We come upon a hunter sitting in the shade of an overhanging rock and engage in the elaborate, formulaic exchange of greetings. I hand him some kola nuts and he thanks me graciously, tugging at a long white Santa beard attached to his head with an elastic band.
"Why is he dressed like Père Noël?" I ask Rasta. It seems like a reasonable question considering that Mali is 90% Muslim, we're in the middle of nowhere, it's not Christmas, and the heat is almost oppressive.
"He always wears that when he hunts."
"But why?"
"C'est un mystère."
A monkey peeks out of a hole in a mud brick wall. It belongs to a man in a tasseled Dogon hat who sees my delight and motions me over. I coax the monkey with piece of papaya while Rasta chats amiably with the man.
"He is a hunter," explains Rasta, motioning to a collection of animal bones embedded in the baked mud facade of the man's house.
"Where did he find the monkey? Are there monkeys in the area? Do they eat monkeys?"
"No."
And that is all.
Other things that are a mystery:
- History
- Linguistics
- Botany
- Economics
- Politics
- Public health
- Anthropology
- Geology
- Geography
What Rasta lacks as a tour guide he makes up for in generosity of spirit and quality hash. Before lunch and dinner every day, Rasta opens a small bag of weed, lights up a joint, and passes the dutchie on the lefthand side. I explain to him that marijuana is not the drug of choice for control freaks and that the last time I smoked I thought the house was burning down.

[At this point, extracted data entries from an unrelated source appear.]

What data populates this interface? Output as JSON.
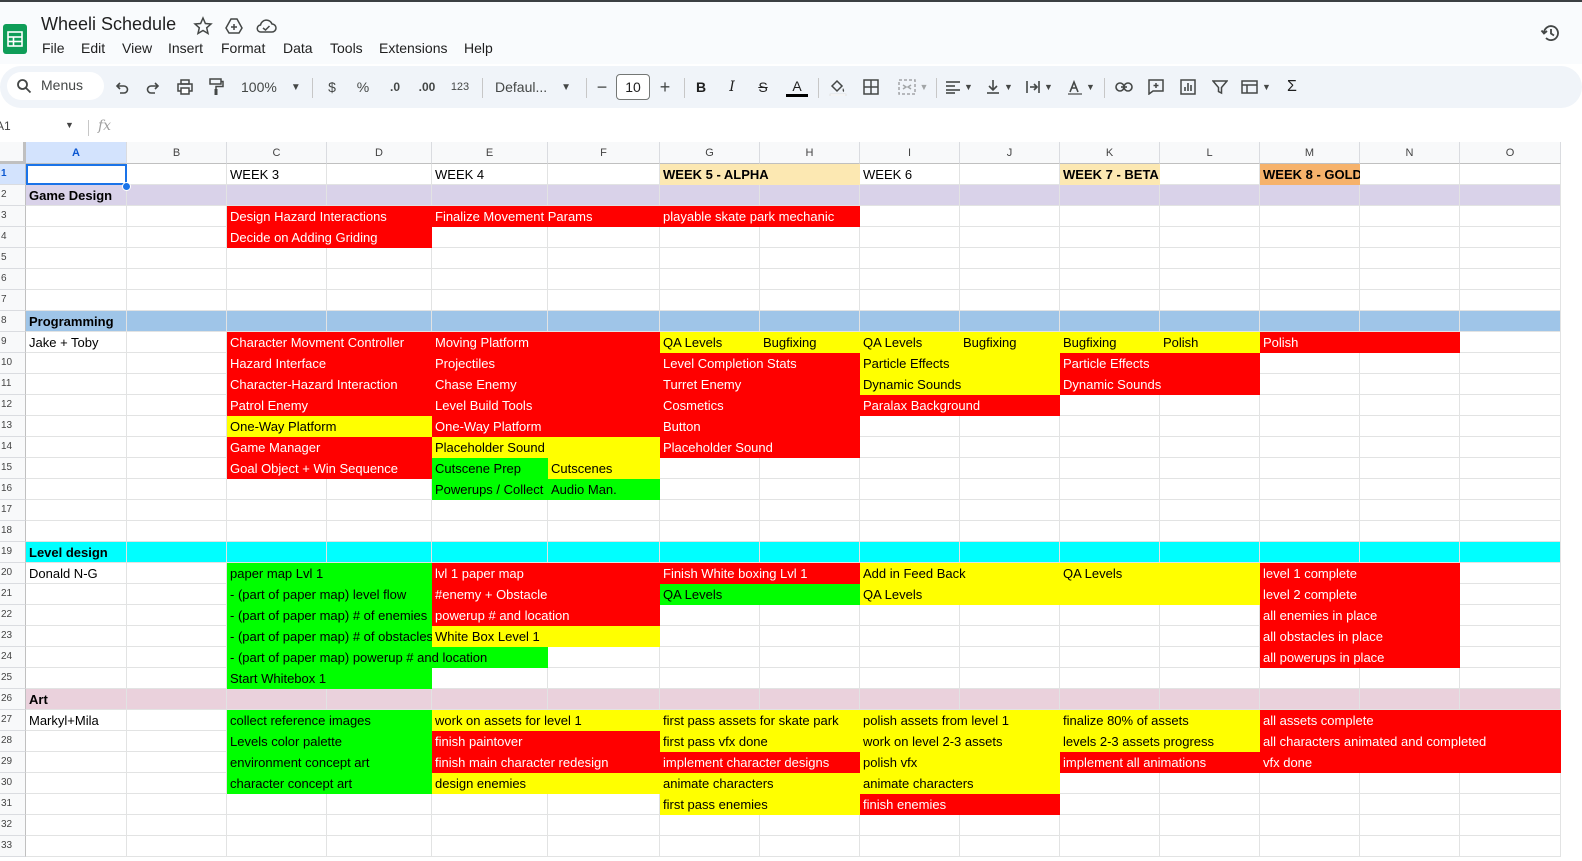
{
  "app": {
    "title": "Wheeli Schedule",
    "menus": [
      "File",
      "Edit",
      "View",
      "Insert",
      "Format",
      "Data",
      "Tools",
      "Extensions",
      "Help"
    ]
  },
  "toolbar": {
    "search_label": "Menus",
    "zoom": "100%",
    "currency": "$",
    "percent": "%",
    "dec_decrease": ".0",
    "dec_increase": ".00",
    "number_format": "123",
    "font": "Defaul...",
    "font_size": "10",
    "minus": "−",
    "plus": "+",
    "bold": "B",
    "italic": "I",
    "strike": "S",
    "text_color": "A",
    "sum": "Σ"
  },
  "formula_bar": {
    "cell_ref": "A1",
    "fx": "fx"
  },
  "columns": [
    "A",
    "B",
    "C",
    "D",
    "E",
    "F",
    "G",
    "H",
    "I",
    "J",
    "K",
    "L",
    "M",
    "N",
    "O"
  ],
  "rows": [
    "1",
    "2",
    "3",
    "4",
    "5",
    "6",
    "7",
    "8",
    "9",
    "10",
    "11",
    "12",
    "13",
    "14",
    "15",
    "16",
    "17",
    "18",
    "19",
    "20",
    "21",
    "22",
    "23",
    "24",
    "25",
    "26",
    "27",
    "28",
    "29",
    "30",
    "31",
    "32",
    "33"
  ],
  "colors": {
    "red": "#ff0000",
    "yellow": "#ffff00",
    "green": "#00ff00",
    "game_design_band": "#d9d2e9",
    "programming_band": "#9fc5e8",
    "level_design_band": "#00ffff",
    "art_band": "#ead1dc",
    "week5_alpha": "#fce8b2",
    "week8_gold": "#f6b26b"
  },
  "cells": [
    {
      "r": 1,
      "c": 3,
      "span": 2,
      "t": "WEEK 3"
    },
    {
      "r": 1,
      "c": 5,
      "span": 2,
      "t": "WEEK 4"
    },
    {
      "r": 1,
      "c": 7,
      "span": 2,
      "t": "WEEK 5 - ALPHA",
      "s": "wk5"
    },
    {
      "r": 1,
      "c": 9,
      "span": 2,
      "t": "WEEK 6"
    },
    {
      "r": 1,
      "c": 11,
      "span": 1,
      "t": "WEEK 7 - BETA",
      "s": "wk5"
    },
    {
      "r": 1,
      "c": 13,
      "span": 1,
      "t": "WEEK 8 - GOLD",
      "s": "wk8"
    },
    {
      "r": 2,
      "c": 1,
      "span": 1,
      "t": "Game Design",
      "s": "bold"
    },
    {
      "r": 3,
      "c": 3,
      "span": 2,
      "t": "Design Hazard Interactions",
      "s": "r"
    },
    {
      "r": 3,
      "c": 5,
      "span": 2,
      "t": "Finalize Movement Params",
      "s": "r"
    },
    {
      "r": 3,
      "c": 7,
      "span": 2,
      "t": "playable skate park mechanic",
      "s": "r"
    },
    {
      "r": 4,
      "c": 3,
      "span": 2,
      "t": "Decide on Adding Griding",
      "s": "r"
    },
    {
      "r": 8,
      "c": 1,
      "span": 1,
      "t": "Programming",
      "s": "bold"
    },
    {
      "r": 9,
      "c": 1,
      "span": 1,
      "t": "Jake + Toby"
    },
    {
      "r": 9,
      "c": 3,
      "span": 2,
      "t": "Character Movment Controller",
      "s": "r"
    },
    {
      "r": 9,
      "c": 5,
      "span": 2,
      "t": "Moving Platform",
      "s": "r"
    },
    {
      "r": 9,
      "c": 7,
      "span": 1,
      "t": "QA Levels",
      "s": "y"
    },
    {
      "r": 9,
      "c": 8,
      "span": 1,
      "t": "Bugfixing",
      "s": "y"
    },
    {
      "r": 9,
      "c": 9,
      "span": 1,
      "t": "QA Levels",
      "s": "y"
    },
    {
      "r": 9,
      "c": 10,
      "span": 1,
      "t": "Bugfixing",
      "s": "y"
    },
    {
      "r": 9,
      "c": 11,
      "span": 1,
      "t": "Bugfixing",
      "s": "y"
    },
    {
      "r": 9,
      "c": 12,
      "span": 1,
      "t": "Polish",
      "s": "y"
    },
    {
      "r": 9,
      "c": 13,
      "span": 2,
      "t": "Polish",
      "s": "r"
    },
    {
      "r": 10,
      "c": 3,
      "span": 2,
      "t": "Hazard Interface",
      "s": "r"
    },
    {
      "r": 10,
      "c": 5,
      "span": 2,
      "t": "Projectiles",
      "s": "r"
    },
    {
      "r": 10,
      "c": 7,
      "span": 2,
      "t": "Level Completion Stats",
      "s": "r"
    },
    {
      "r": 10,
      "c": 9,
      "span": 2,
      "t": "Particle Effects",
      "s": "y"
    },
    {
      "r": 10,
      "c": 11,
      "span": 2,
      "t": "Particle Effects",
      "s": "r"
    },
    {
      "r": 11,
      "c": 3,
      "span": 2,
      "t": "Character-Hazard Interaction",
      "s": "r"
    },
    {
      "r": 11,
      "c": 5,
      "span": 2,
      "t": "Chase Enemy",
      "s": "r"
    },
    {
      "r": 11,
      "c": 7,
      "span": 2,
      "t": "Turret Enemy",
      "s": "r"
    },
    {
      "r": 11,
      "c": 9,
      "span": 2,
      "t": "Dynamic Sounds",
      "s": "y"
    },
    {
      "r": 11,
      "c": 11,
      "span": 2,
      "t": "Dynamic Sounds",
      "s": "r"
    },
    {
      "r": 12,
      "c": 3,
      "span": 2,
      "t": "Patrol Enemy",
      "s": "r"
    },
    {
      "r": 12,
      "c": 5,
      "span": 2,
      "t": "Level Build Tools",
      "s": "r"
    },
    {
      "r": 12,
      "c": 7,
      "span": 2,
      "t": "Cosmetics",
      "s": "r"
    },
    {
      "r": 12,
      "c": 9,
      "span": 2,
      "t": "Paralax Background",
      "s": "r"
    },
    {
      "r": 13,
      "c": 3,
      "span": 2,
      "t": "One-Way Platform",
      "s": "y"
    },
    {
      "r": 13,
      "c": 5,
      "span": 2,
      "t": "One-Way Platform",
      "s": "r"
    },
    {
      "r": 13,
      "c": 7,
      "span": 2,
      "t": "Button",
      "s": "r"
    },
    {
      "r": 14,
      "c": 3,
      "span": 2,
      "t": "Game Manager",
      "s": "r"
    },
    {
      "r": 14,
      "c": 5,
      "span": 2,
      "t": "Placeholder Sound",
      "s": "y"
    },
    {
      "r": 14,
      "c": 7,
      "span": 2,
      "t": "Placeholder Sound",
      "s": "r"
    },
    {
      "r": 15,
      "c": 3,
      "span": 2,
      "t": "Goal Object + Win Sequence",
      "s": "r"
    },
    {
      "r": 15,
      "c": 5,
      "span": 1,
      "t": "Cutscene Prep",
      "s": "g"
    },
    {
      "r": 15,
      "c": 6,
      "span": 1,
      "t": "Cutscenes",
      "s": "y"
    },
    {
      "r": 16,
      "c": 5,
      "span": 1,
      "t": "Powerups / Collect",
      "s": "g"
    },
    {
      "r": 16,
      "c": 6,
      "span": 1,
      "t": "Audio Man.",
      "s": "g"
    },
    {
      "r": 19,
      "c": 1,
      "span": 1,
      "t": "Level design",
      "s": "bold"
    },
    {
      "r": 20,
      "c": 1,
      "span": 1,
      "t": "Donald N-G"
    },
    {
      "r": 20,
      "c": 3,
      "span": 2,
      "t": "paper map Lvl 1",
      "s": "g"
    },
    {
      "r": 20,
      "c": 5,
      "span": 2,
      "t": "lvl 1 paper map",
      "s": "r"
    },
    {
      "r": 20,
      "c": 7,
      "span": 2,
      "t": "Finish White boxing Lvl 1",
      "s": "r"
    },
    {
      "r": 20,
      "c": 9,
      "span": 2,
      "t": "Add in Feed Back",
      "s": "y"
    },
    {
      "r": 20,
      "c": 11,
      "span": 2,
      "t": "QA Levels",
      "s": "y"
    },
    {
      "r": 20,
      "c": 13,
      "span": 2,
      "t": "level 1 complete",
      "s": "r"
    },
    {
      "r": 21,
      "c": 3,
      "span": 2,
      "t": "- (part of paper map) level flow",
      "s": "g"
    },
    {
      "r": 21,
      "c": 5,
      "span": 2,
      "t": "#enemy + Obstacle",
      "s": "r"
    },
    {
      "r": 21,
      "c": 7,
      "span": 2,
      "t": "QA Levels",
      "s": "g"
    },
    {
      "r": 21,
      "c": 9,
      "span": 2,
      "t": "QA Levels",
      "s": "y"
    },
    {
      "r": 21,
      "c": 11,
      "span": 2,
      "t": "",
      "s": "y"
    },
    {
      "r": 21,
      "c": 13,
      "span": 2,
      "t": "level 2 complete",
      "s": "r"
    },
    {
      "r": 22,
      "c": 3,
      "span": 2,
      "t": "- (part of paper map) # of enemies",
      "s": "g"
    },
    {
      "r": 22,
      "c": 5,
      "span": 2,
      "t": "powerup # and location",
      "s": "r"
    },
    {
      "r": 22,
      "c": 13,
      "span": 2,
      "t": "all enemies in place",
      "s": "r"
    },
    {
      "r": 23,
      "c": 3,
      "span": 2,
      "t": "- (part of paper map) # of obstacles",
      "s": "g"
    },
    {
      "r": 23,
      "c": 5,
      "span": 2,
      "t": "White Box Level 1",
      "s": "y"
    },
    {
      "r": 23,
      "c": 13,
      "span": 2,
      "t": "all obstacles in place",
      "s": "r"
    },
    {
      "r": 24,
      "c": 3,
      "span": 3,
      "t": "- (part of paper map) powerup # and location",
      "s": "g"
    },
    {
      "r": 24,
      "c": 13,
      "span": 2,
      "t": "all powerups in place",
      "s": "r"
    },
    {
      "r": 25,
      "c": 3,
      "span": 2,
      "t": "Start Whitebox 1",
      "s": "g"
    },
    {
      "r": 26,
      "c": 1,
      "span": 1,
      "t": "Art",
      "s": "bold"
    },
    {
      "r": 27,
      "c": 1,
      "span": 1,
      "t": "Markyl+Mila"
    },
    {
      "r": 27,
      "c": 3,
      "span": 2,
      "t": "collect reference images",
      "s": "g"
    },
    {
      "r": 27,
      "c": 5,
      "span": 2,
      "t": "work on assets for level 1",
      "s": "y"
    },
    {
      "r": 27,
      "c": 7,
      "span": 2,
      "t": "first pass assets for skate park",
      "s": "y"
    },
    {
      "r": 27,
      "c": 9,
      "span": 2,
      "t": "polish assets from level 1",
      "s": "y"
    },
    {
      "r": 27,
      "c": 11,
      "span": 2,
      "t": "finalize 80% of assets",
      "s": "y"
    },
    {
      "r": 27,
      "c": 13,
      "span": 3,
      "t": "all assets complete",
      "s": "r"
    },
    {
      "r": 28,
      "c": 3,
      "span": 2,
      "t": "Levels color palette",
      "s": "g"
    },
    {
      "r": 28,
      "c": 5,
      "span": 2,
      "t": "finish paintover",
      "s": "r"
    },
    {
      "r": 28,
      "c": 7,
      "span": 2,
      "t": "first pass vfx done",
      "s": "y"
    },
    {
      "r": 28,
      "c": 9,
      "span": 2,
      "t": "work on level 2-3 assets",
      "s": "y"
    },
    {
      "r": 28,
      "c": 11,
      "span": 2,
      "t": "levels 2-3 assets progress",
      "s": "y"
    },
    {
      "r": 28,
      "c": 13,
      "span": 3,
      "t": "all characters animated and completed",
      "s": "r"
    },
    {
      "r": 29,
      "c": 3,
      "span": 2,
      "t": "environment concept art",
      "s": "g"
    },
    {
      "r": 29,
      "c": 5,
      "span": 2,
      "t": "finish main character redesign",
      "s": "r"
    },
    {
      "r": 29,
      "c": 7,
      "span": 2,
      "t": "implement character designs",
      "s": "r"
    },
    {
      "r": 29,
      "c": 9,
      "span": 2,
      "t": "polish vfx",
      "s": "y"
    },
    {
      "r": 29,
      "c": 11,
      "span": 2,
      "t": "implement all animations",
      "s": "r"
    },
    {
      "r": 29,
      "c": 13,
      "span": 3,
      "t": "vfx done",
      "s": "r"
    },
    {
      "r": 30,
      "c": 3,
      "span": 2,
      "t": "character concept art",
      "s": "g"
    },
    {
      "r": 30,
      "c": 5,
      "span": 2,
      "t": "design enemies",
      "s": "y"
    },
    {
      "r": 30,
      "c": 7,
      "span": 2,
      "t": "animate characters",
      "s": "y"
    },
    {
      "r": 30,
      "c": 9,
      "span": 2,
      "t": "animate characters",
      "s": "y"
    },
    {
      "r": 31,
      "c": 7,
      "span": 2,
      "t": "first pass enemies",
      "s": "y"
    },
    {
      "r": 31,
      "c": 9,
      "span": 2,
      "t": "finish enemies",
      "s": "r"
    }
  ],
  "bands": [
    {
      "r": 2,
      "color": "#d9d2e9"
    },
    {
      "r": 8,
      "color": "#9fc5e8"
    },
    {
      "r": 19,
      "color": "#00ffff"
    },
    {
      "r": 26,
      "color": "#ead1dc"
    }
  ]
}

"Ohhhhhhhhhh Tata!" He laughs. "It will make you closer to Jah."
Not only does smoking bring Rasta closer to Jah, but it gives him a monster case of the munchies. I look nervously at our dwindling sack of food as Rasta tucks into his third papaya.
"No problem, older sister," Rasta says, reading my mind. "Jah will provide."
"I'll take your word for it."
"Jah LOVE! You have to BELIEVE!"
Rasta is rather endearing when he's baked.
We chat by the light of the kerosene lamp, barely one language between us, and smile beatifically at the millions and millions of stars that light up the sky.
"I can't make sense of them," I say. "Where is the Big Dipper? Where is the Little Dipper?"
Rasta blows out the light. It is the last night of our trek and we are both feeling slightly melancholy.
"It's so strange. I can't recognize any of the constellations! Even the moon looks different here. I don't understand it all."
Lying on my back and resisting sleep, I study the sky and wonder who has scrambled its contents.
"Only the Dogon people understand the stars," he says, shivering under a thin blanket.
Ah, yes. That again.
It's a mystery.
Only this time, I am content in my ignorance. I wonder if there is such a thing as knowing too much.